Eventually, in 1993, as part of a programme of law reform intended to bring Manx law into line with European human rights norms, Tynwald both liberalised restrictions on sex between men and abolished corporal punishment. Before the legislation received Royal Assent the Manx government, with its laws seen as ECHR compliant, indicated that it wished the right of individual application to be returned. The British government acceded to the request, and the right was restored on June 3, 1993 for a five year period.
So much for the first lapse, a deliberate strategy by the UK government and Manx government to manage the tension between the international obligations of the UK in relation to the Isle of Man, and the autonomy of the Isle of Man. The second lapse, on the other hand, was accidental.
In 1994, Protocol 11 to the ECHR was opened for signature by member states, coming into force in 1998. Protocol 11 made substantial changes to the institutions, and procedure, of the European Convention on Human Rights. The original text of the ECHR created the right of an individual to complain to ECHR institutions under Article 25, but this depended upon the country being complained against having made a declaration allowing such applications. The UK renewed this application on a five-yearly basis, starting in 1966, but was not obliged to do so. This optionality was removed, with the right of individual application, now under Article 34, being mandatory and not be hindered in any way by the state.
Although it would be compulsory to allow appeals in relation to UK violations in the UK, the UK Government had successfully argued that for dependent territories, such as the Isle of Man, the right would remain optional and renewable for such territories. In May 1994 the Home Office contacted the Manx Government to see if it wished to allow such a right. By October 1998 the Manx Government had decided it wished to do so, and in January 1999 the UK contacted the Council of Europe to inform it that it wished the right to extend to the Isle of Man for five years from 1st of June 1998. Why did the UK ask for a renewal starting in the past?
The renewal of the right of individual application from the Isle of Man which had begun on 3 June 1993 had expired on the 3rd of June 1998. This had not been noticed by anyone in either the Home Office, or the Manx Government.
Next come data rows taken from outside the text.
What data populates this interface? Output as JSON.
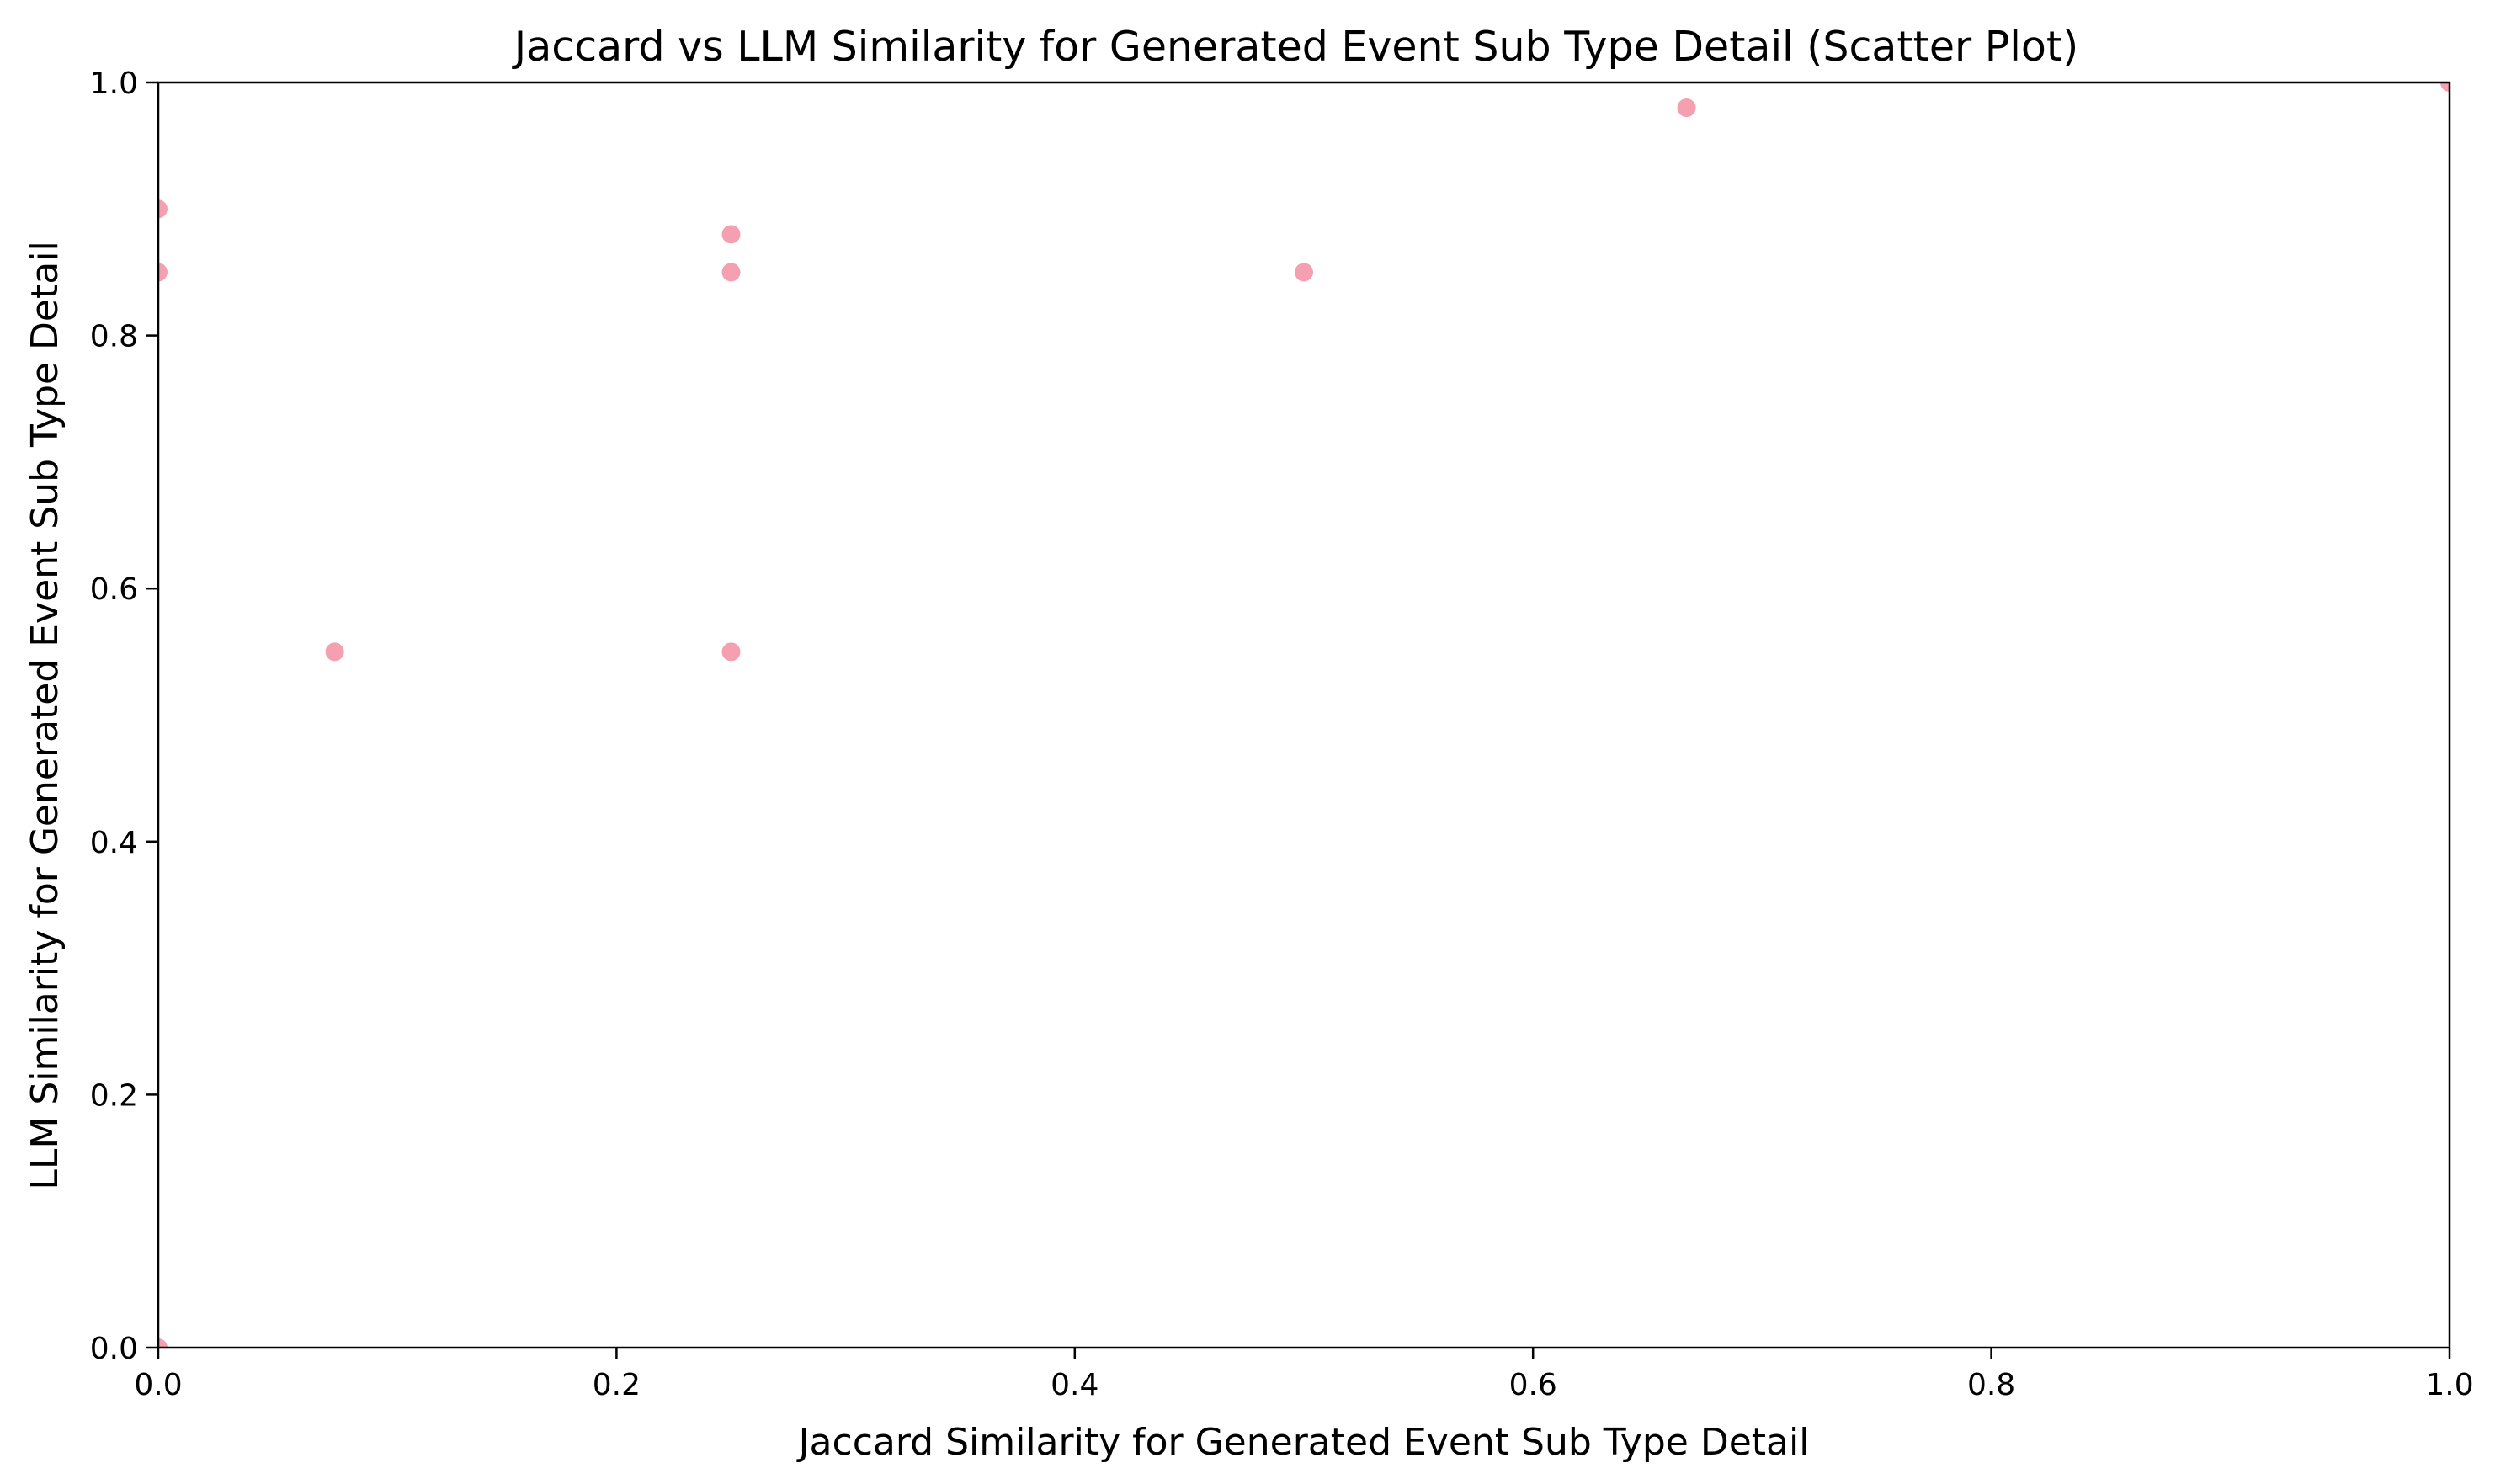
{
  "chart_data": {
    "type": "scatter",
    "title": "Jaccard vs LLM Similarity for Generated Event Sub Type Detail (Scatter Plot)",
    "xlabel": "Jaccard Similarity for Generated Event Sub Type Detail",
    "ylabel": "LLM Similarity for Generated Event Sub Type Detail",
    "xlim": [
      0.0,
      1.0
    ],
    "ylim": [
      0.0,
      1.0
    ],
    "xticks": [
      0.0,
      0.2,
      0.4,
      0.6,
      0.8,
      1.0
    ],
    "yticks": [
      0.0,
      0.2,
      0.4,
      0.6,
      0.8,
      1.0
    ],
    "xtick_labels": [
      "0.0",
      "0.2",
      "0.4",
      "0.6",
      "0.8",
      "1.0"
    ],
    "ytick_labels": [
      "0.0",
      "0.2",
      "0.4",
      "0.6",
      "0.8",
      "1.0"
    ],
    "grid": false,
    "legend": "none",
    "marker_color": "#f4a0b1",
    "points": [
      {
        "x": 0.0,
        "y": 0.9
      },
      {
        "x": 0.0,
        "y": 0.85
      },
      {
        "x": 0.0,
        "y": 0.0
      },
      {
        "x": 0.077,
        "y": 0.55
      },
      {
        "x": 0.25,
        "y": 0.88
      },
      {
        "x": 0.25,
        "y": 0.85
      },
      {
        "x": 0.25,
        "y": 0.55
      },
      {
        "x": 0.5,
        "y": 0.85
      },
      {
        "x": 0.667,
        "y": 0.98
      },
      {
        "x": 1.0,
        "y": 1.0
      }
    ]
  }
}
When the Home Office realised this, they contacted the Isle of Man Government and asked if they would like the right backdated to 3 June 1998 “to avoid criticism” (HO 284/456). The Manx Government was very concerned to discover the lapse, and would be very pleased to have access to the right backdated. Foreign Office policy was to make renewals on the first of a month, accounting for the slight overlap between the two.
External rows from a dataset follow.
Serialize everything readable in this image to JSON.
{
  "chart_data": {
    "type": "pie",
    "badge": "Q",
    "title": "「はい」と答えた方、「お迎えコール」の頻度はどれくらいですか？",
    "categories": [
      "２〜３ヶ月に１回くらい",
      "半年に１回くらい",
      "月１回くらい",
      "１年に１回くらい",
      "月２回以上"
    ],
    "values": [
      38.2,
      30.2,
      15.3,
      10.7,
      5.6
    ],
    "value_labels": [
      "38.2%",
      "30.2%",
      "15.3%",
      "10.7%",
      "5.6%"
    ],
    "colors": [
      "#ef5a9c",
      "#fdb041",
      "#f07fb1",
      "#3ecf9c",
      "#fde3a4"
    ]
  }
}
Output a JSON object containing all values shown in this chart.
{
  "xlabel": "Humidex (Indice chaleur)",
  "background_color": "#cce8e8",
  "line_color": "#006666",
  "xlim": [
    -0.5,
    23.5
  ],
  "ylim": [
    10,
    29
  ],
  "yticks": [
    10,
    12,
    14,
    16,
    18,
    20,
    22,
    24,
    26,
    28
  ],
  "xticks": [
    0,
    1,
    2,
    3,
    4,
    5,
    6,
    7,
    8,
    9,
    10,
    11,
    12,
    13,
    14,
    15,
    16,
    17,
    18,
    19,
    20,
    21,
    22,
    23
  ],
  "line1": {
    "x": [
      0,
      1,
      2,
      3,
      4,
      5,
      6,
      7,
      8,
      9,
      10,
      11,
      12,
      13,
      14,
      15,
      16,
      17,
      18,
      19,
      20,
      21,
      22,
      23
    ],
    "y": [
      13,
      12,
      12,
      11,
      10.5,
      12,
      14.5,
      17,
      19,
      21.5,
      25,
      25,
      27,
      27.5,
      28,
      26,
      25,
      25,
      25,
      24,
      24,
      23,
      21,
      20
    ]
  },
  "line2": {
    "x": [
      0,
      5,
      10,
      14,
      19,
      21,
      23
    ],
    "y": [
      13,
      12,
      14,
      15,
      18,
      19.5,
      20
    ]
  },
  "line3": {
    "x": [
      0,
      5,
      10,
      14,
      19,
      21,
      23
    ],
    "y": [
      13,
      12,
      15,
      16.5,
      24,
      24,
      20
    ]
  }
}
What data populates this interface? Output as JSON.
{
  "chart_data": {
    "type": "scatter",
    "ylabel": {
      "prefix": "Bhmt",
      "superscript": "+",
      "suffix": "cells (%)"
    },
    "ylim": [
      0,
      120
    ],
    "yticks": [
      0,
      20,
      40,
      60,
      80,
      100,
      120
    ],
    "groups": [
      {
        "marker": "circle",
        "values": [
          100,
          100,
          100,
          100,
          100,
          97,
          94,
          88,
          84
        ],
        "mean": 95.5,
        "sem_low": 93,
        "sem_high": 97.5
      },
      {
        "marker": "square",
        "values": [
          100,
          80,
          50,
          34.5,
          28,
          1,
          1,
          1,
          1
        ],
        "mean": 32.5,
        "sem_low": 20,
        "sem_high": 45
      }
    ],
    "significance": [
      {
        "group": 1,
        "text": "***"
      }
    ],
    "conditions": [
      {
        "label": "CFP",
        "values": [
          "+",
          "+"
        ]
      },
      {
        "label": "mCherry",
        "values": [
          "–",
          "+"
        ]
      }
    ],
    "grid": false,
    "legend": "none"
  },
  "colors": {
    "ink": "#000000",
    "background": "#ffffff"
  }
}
In the 1998 file, there is some evidence that the Isle of Man Government wished the right of individual application to be permanent, rather than subject to periodic renewal. When renewed in 2003, the right was made permanent. Less information is currently available on the 2003 process, but it appears that there was another – very short – lapse. The UK government renewed the right for the Isle of Man on 29 August 2003, with the right once again backdated, this time to 1 June 2003.